Ce cultivateur a une particularité, c'est de posséder des pattes d'oie à la place des dents

Elles permettent de vraiment couper l'herbe au niveau de la racine et de bien remuer le sol. Je le place entre 5 à 10 cm de profondeur. C'est presque un grattage un peu plus musclé. La journée étant très chaude aujourd'hui (on attend 32 à 34°), les herbes ne vont pas résister et vont disparaître. Par contre, le fait de travailler le sol, va avoir pour conséquence de casser le dessus et ainsi, de détruire les canaux par lesquel l'eau du sol s'évapore. L'eau est donc emprisonnée dans le sol au plus grand plaisir de la vigne qui en raffole. Chaleur + eau = maturité. Après cela, il faudra detteler le Chisel et atteler le pulvérisateur... des orages sont annoncés et il faut "couvrir" la vigne avant l'arrivée d'eau.
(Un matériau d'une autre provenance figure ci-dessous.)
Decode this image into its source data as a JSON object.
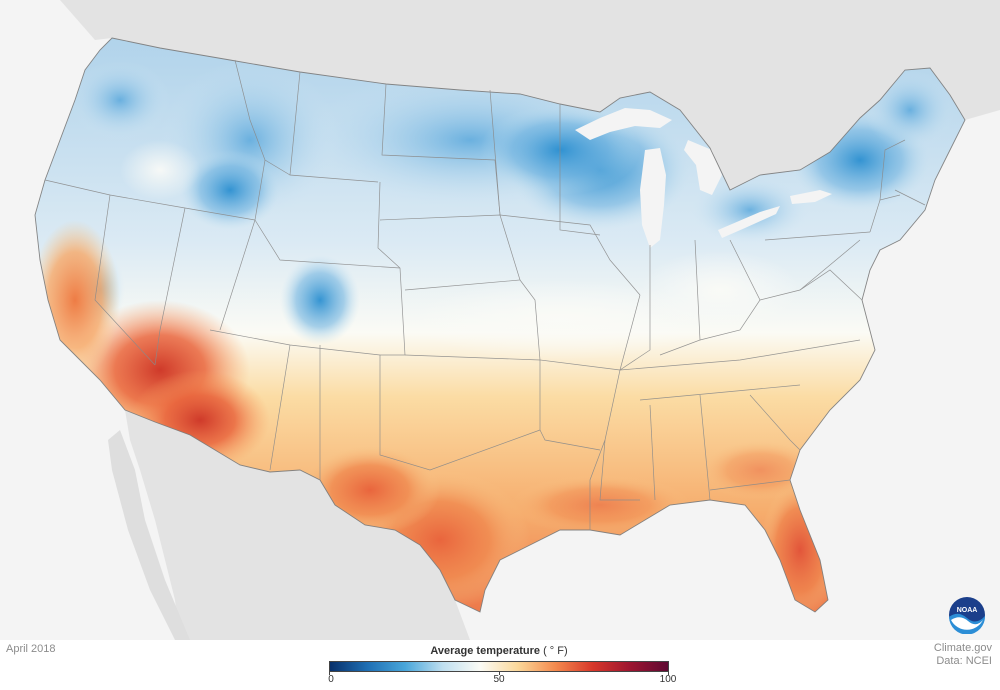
{
  "map": {
    "title": "Average temperature",
    "unit_label": "( ° F)",
    "period": "April 2018",
    "credit_line1": "Climate.gov",
    "credit_line2": "Data: NCEI",
    "logo_text": "NOAA",
    "colors": {
      "ocean": "#f4f4f4",
      "land_outside": "#e2e2e2",
      "state_border": "#8a8a8a",
      "cold": "#2b8fd0",
      "cool": "#a9cfe9",
      "neutral": "#f5f5f0",
      "warm": "#f8c98a",
      "hot": "#e9653d",
      "hottest": "#cf3a2a"
    }
  },
  "legend": {
    "min": 0,
    "mid": 50,
    "max": 100,
    "tick_labels": [
      "0",
      "50",
      "100"
    ],
    "gradient_stops": [
      "#08306b",
      "#1f6fb4",
      "#49a6da",
      "#bfdff0",
      "#fbfbf5",
      "#fbd89a",
      "#f48a4e",
      "#d7372a",
      "#9c1530",
      "#5f0a33"
    ]
  }
}
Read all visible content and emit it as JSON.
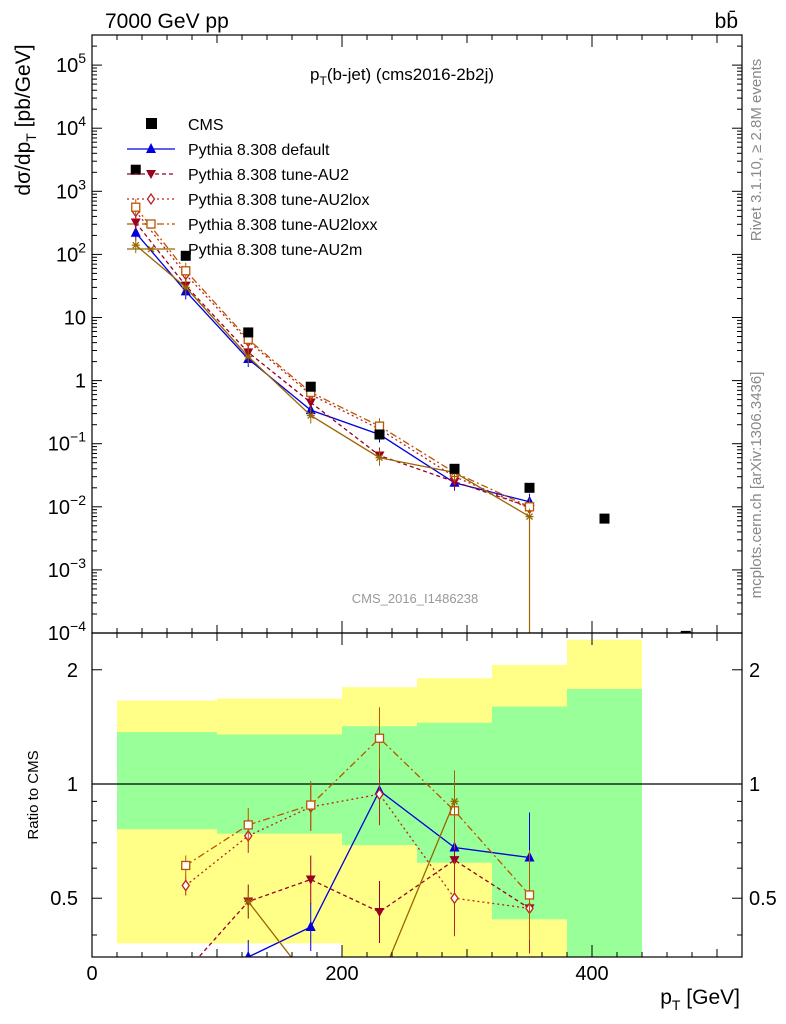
{
  "header": {
    "left": "7000 GeV pp",
    "right": "bb̄"
  },
  "plot_title": {
    "main": "p",
    "sub": "T",
    "rest": "(b-jet) (cms2016-2b2j)"
  },
  "watermark": "CMS_2016_I1486238",
  "side_labels": {
    "rivet": "Rivet 3.1.10, ≥ 2.8M events",
    "mcplots": "mcplots.cern.ch [arXiv:1306.3436]"
  },
  "axis_labels": {
    "ylabel_main": "dσ/dp_T [pb/GeV]",
    "ylabel_ratio": "Ratio to CMS",
    "xlabel": "p_T [GeV]"
  },
  "legend": {
    "cms": "CMS",
    "items": [
      "Pythia 8.308 default",
      "Pythia 8.308 tune-AU2",
      "Pythia 8.308 tune-AU2lox",
      "Pythia 8.308 tune-AU2loxx",
      "Pythia 8.308 tune-AU2m"
    ]
  },
  "colors": {
    "cms": "#000000",
    "default": "#0000dd",
    "au2": "#990022",
    "au2lox": "#bb2222",
    "au2loxx": "#bb5500",
    "au2m": "#996600",
    "band_inner": "#99ff99",
    "band_outer": "#ffff88"
  },
  "chart_data": {
    "type": "line",
    "x_axis": {
      "label": "p_T [GeV]",
      "range": [
        0,
        520
      ],
      "ticks": [
        0,
        200,
        400
      ]
    },
    "main_panel": {
      "y_scale": "log",
      "y_range": [
        0.0001,
        300000
      ],
      "y_tick_labels": [
        "10^-4",
        "10^-3",
        "10^-2",
        "10^-1",
        "1",
        "10",
        "10^2",
        "10^3",
        "10^4",
        "10^5"
      ],
      "cms": {
        "x": [
          35,
          75,
          125,
          175,
          230,
          290,
          350,
          410,
          475
        ],
        "y": [
          2200,
          95,
          5.8,
          0.8,
          0.14,
          0.04,
          0.02,
          0.0065,
          9e-05
        ]
      },
      "series": [
        {
          "name": "Pythia 8.308 default",
          "x": [
            35,
            75,
            125,
            175,
            230,
            290,
            350
          ],
          "y": [
            220,
            26,
            2.2,
            0.34,
            0.14,
            0.024,
            0.012
          ]
        },
        {
          "name": "Pythia 8.308 tune-AU2",
          "x": [
            35,
            75,
            125,
            175,
            230,
            290,
            350
          ],
          "y": [
            320,
            32,
            2.8,
            0.45,
            0.065,
            0.025,
            0.01
          ]
        },
        {
          "name": "Pythia 8.308 tune-AU2lox",
          "x": [
            35,
            75,
            125,
            175,
            230,
            290,
            350
          ],
          "y": [
            480,
            48,
            4.2,
            0.6,
            0.17,
            0.03,
            0.0095
          ]
        },
        {
          "name": "Pythia 8.308 tune-AU2loxx",
          "x": [
            35,
            75,
            125,
            175,
            230,
            290,
            350
          ],
          "y": [
            560,
            55,
            4.5,
            0.65,
            0.19,
            0.035,
            0.01
          ]
        },
        {
          "name": "Pythia 8.308 tune-AU2m",
          "x": [
            35,
            75,
            125,
            175,
            230,
            290,
            350
          ],
          "y": [
            140,
            30,
            2.4,
            0.28,
            0.06,
            0.035,
            0.007
          ]
        }
      ]
    },
    "ratio_panel": {
      "y_scale": "log",
      "y_range": [
        0.35,
        2.5
      ],
      "y_ticks": [
        0.5,
        1,
        2
      ],
      "bins": [
        [
          20,
          100
        ],
        [
          100,
          200
        ],
        [
          200,
          260
        ],
        [
          260,
          320
        ],
        [
          320,
          380
        ],
        [
          380,
          440
        ]
      ],
      "band_inner": [
        [
          0.76,
          1.37
        ],
        [
          0.74,
          1.35
        ],
        [
          0.69,
          1.42
        ],
        [
          0.62,
          1.45
        ],
        [
          0.44,
          1.6
        ],
        [
          0.32,
          1.78
        ]
      ],
      "band_outer": [
        [
          0.38,
          1.66
        ],
        [
          0.38,
          1.68
        ],
        [
          0.33,
          1.8
        ],
        [
          0.3,
          1.9
        ],
        [
          0.3,
          2.06
        ],
        [
          0.3,
          2.4
        ]
      ],
      "series": [
        {
          "name": "Pythia 8.308 default",
          "x": [
            75,
            125,
            175,
            230,
            290,
            350
          ],
          "y": [
            0.28,
            0.35,
            0.42,
            0.96,
            0.68,
            0.64
          ]
        },
        {
          "name": "Pythia 8.308 tune-AU2",
          "x": [
            75,
            125,
            175,
            230,
            290,
            350
          ],
          "y": [
            0.32,
            0.49,
            0.56,
            0.46,
            0.63,
            0.47
          ]
        },
        {
          "name": "Pythia 8.308 tune-AU2lox",
          "x": [
            75,
            125,
            175,
            230,
            290,
            350
          ],
          "y": [
            0.54,
            0.73,
            0.87,
            0.94,
            0.5,
            0.47
          ]
        },
        {
          "name": "Pythia 8.308 tune-AU2loxx",
          "x": [
            75,
            125,
            175,
            230,
            290,
            350
          ],
          "y": [
            0.61,
            0.78,
            0.88,
            1.32,
            0.85,
            0.51
          ]
        },
        {
          "name": "Pythia 8.308 tune-AU2m",
          "x": [
            125,
            175,
            230,
            290
          ],
          "y": [
            0.49,
            0.3,
            0.3,
            0.9
          ]
        }
      ]
    }
  }
}
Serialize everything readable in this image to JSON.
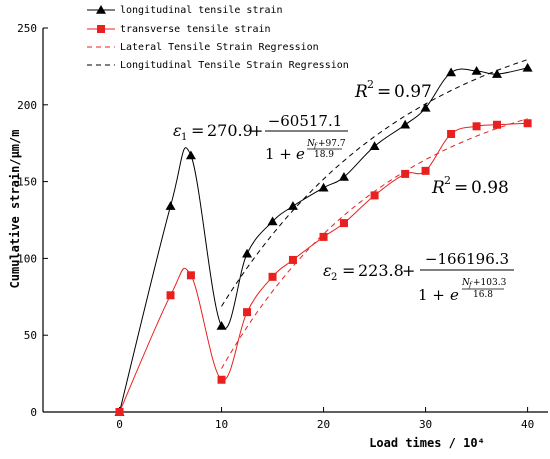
{
  "chart_data": {
    "type": "line",
    "xlabel": "Load times / 10⁴",
    "ylabel": "Cumulative strain/μm/m",
    "xlim": [
      -7.5,
      42
    ],
    "ylim": [
      0,
      250
    ],
    "x_ticks": [
      "0",
      "10",
      "20",
      "30",
      "40"
    ],
    "y_ticks": [
      "0",
      "50",
      "100",
      "150",
      "200",
      "250"
    ],
    "legend_position": "top-left",
    "series": [
      {
        "name": "longitudinal tensile strain",
        "color": "#000000",
        "marker": "triangle",
        "line": "solid",
        "x": [
          0,
          5,
          7,
          10,
          12.5,
          15,
          17,
          20,
          22,
          25,
          28,
          30,
          32.5,
          35,
          37,
          40
        ],
        "y": [
          0,
          134,
          167,
          56,
          103,
          124,
          134,
          146,
          153,
          173,
          187,
          198,
          221,
          222,
          220,
          224
        ]
      },
      {
        "name": "transverse tensile strain",
        "color": "#e8201f",
        "marker": "square",
        "line": "solid",
        "x": [
          0,
          5,
          7,
          10,
          12.5,
          15,
          17,
          20,
          22,
          25,
          28,
          30,
          32.5,
          35,
          37,
          40
        ],
        "y": [
          0,
          76,
          89,
          21,
          65,
          88,
          99,
          114,
          123,
          141,
          155,
          157,
          181,
          186,
          187,
          188
        ]
      },
      {
        "name": "Lateral Tensile Strain Regression",
        "color": "#e8201f",
        "marker": "none",
        "line": "dashed"
      },
      {
        "name": "Longitudinal Tensile Strain Regression",
        "color": "#000000",
        "marker": "none",
        "line": "dashed"
      }
    ],
    "annotations": {
      "r2_longitudinal": "0.97",
      "r2_transverse": "0.98",
      "eq1": {
        "lhs": "ε",
        "sub": "1",
        "const": "270.9",
        "num": "−60517.1",
        "exp_num": "+97.7",
        "exp_den": "18.9"
      },
      "eq2": {
        "lhs": "ε",
        "sub": "2",
        "const": "223.8",
        "num": "−166196.3",
        "exp_num": "+103.3",
        "exp_den": "16.8"
      }
    }
  }
}
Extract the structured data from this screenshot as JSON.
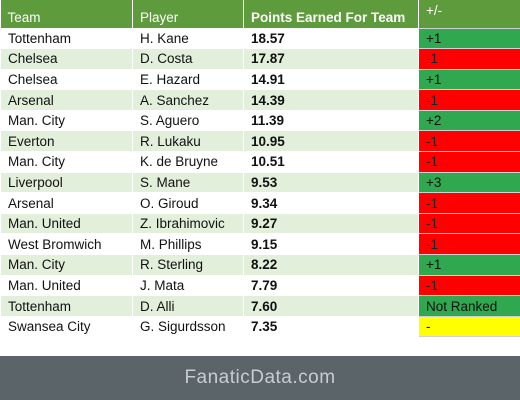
{
  "table": {
    "headers": {
      "team": "Team",
      "player": "Player",
      "points": "Points Earned For Team",
      "change": "+/-"
    },
    "rows": [
      {
        "team": "Tottenham",
        "player": "H. Kane",
        "points": "18.57",
        "change": "+1",
        "trend": "up"
      },
      {
        "team": "Chelsea",
        "player": "D. Costa",
        "points": "17.87",
        "change": "-1",
        "trend": "down"
      },
      {
        "team": "Chelsea",
        "player": "E. Hazard",
        "points": "14.91",
        "change": "+1",
        "trend": "up"
      },
      {
        "team": "Arsenal",
        "player": "A. Sanchez",
        "points": "14.39",
        "change": "-1",
        "trend": "down"
      },
      {
        "team": "Man. City",
        "player": "S. Aguero",
        "points": "11.39",
        "change": "+2",
        "trend": "up"
      },
      {
        "team": "Everton",
        "player": "R. Lukaku",
        "points": "10.95",
        "change": "-1",
        "trend": "down"
      },
      {
        "team": "Man. City",
        "player": "K. de Bruyne",
        "points": "10.51",
        "change": "-1",
        "trend": "down"
      },
      {
        "team": "Liverpool",
        "player": "S. Mane",
        "points": "9.53",
        "change": "+3",
        "trend": "up"
      },
      {
        "team": "Arsenal",
        "player": "O. Giroud",
        "points": "9.34",
        "change": "-1",
        "trend": "down"
      },
      {
        "team": "Man. United",
        "player": "Z. Ibrahimovic",
        "points": "9.27",
        "change": "-1",
        "trend": "down"
      },
      {
        "team": "West Bromwich",
        "player": "M. Phillips",
        "points": "9.15",
        "change": "-1",
        "trend": "down"
      },
      {
        "team": "Man. City",
        "player": "R. Sterling",
        "points": "8.22",
        "change": "+1",
        "trend": "up"
      },
      {
        "team": "Man. United",
        "player": "J. Mata",
        "points": "7.79",
        "change": "-1",
        "trend": "down"
      },
      {
        "team": "Tottenham",
        "player": "D. Alli",
        "points": "7.60",
        "change": "Not Ranked",
        "trend": "up"
      },
      {
        "team": "Swansea City",
        "player": "G. Sigurdsson",
        "points": "7.35",
        "change": "-",
        "trend": "neutral"
      }
    ]
  },
  "footer": {
    "brand": "FanaticData.com"
  },
  "colors": {
    "header_bg": "#5e9b3c",
    "row_alt_bg": "#e2efda",
    "up": "#2fa84f",
    "down": "#ff0000",
    "neutral": "#ffff00",
    "footer_bg": "#5b6469"
  }
}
A partir de demain, on commence l'effeuillage à l'Est, pour découvrir les baies du côté du soleil levant et ainsi ne pas les brûler. L'avantage est de commencer à aérer les grappes et enlever les entrecoeurs qui prennent le sucre (carbonne) pour faire des bois... dangereuse concurrence. Une fois la véraison terminée, on effeuillera à l'Ouest pour une exposition maximum au soleil et au vent. Tout ces soins à la vigne, "en sol" et non "hors sol", permettent de rechercher la qualité du vin en jouant avec la nature, sur la terre d'où elle pousse, et de l'accompagner pour qu'elle y puise les minéraux dont elle a besoin, et l'eau qui la fait vivre. Dans le chai, pas de produit chimique... le minimum sera fait, celui d'accompagner le cycle naturel de fermentation et d'éviter les dégats... c'est tout! C'est comme si l'on voulait améliorer sa beauté en surveillant son alimentation et en faisant de l'activité physique... au lieu de faire de la chirurgie esthétique! Bref! pas de silicone!... d'ailleurs, j'ai horreur des "vins siliconés".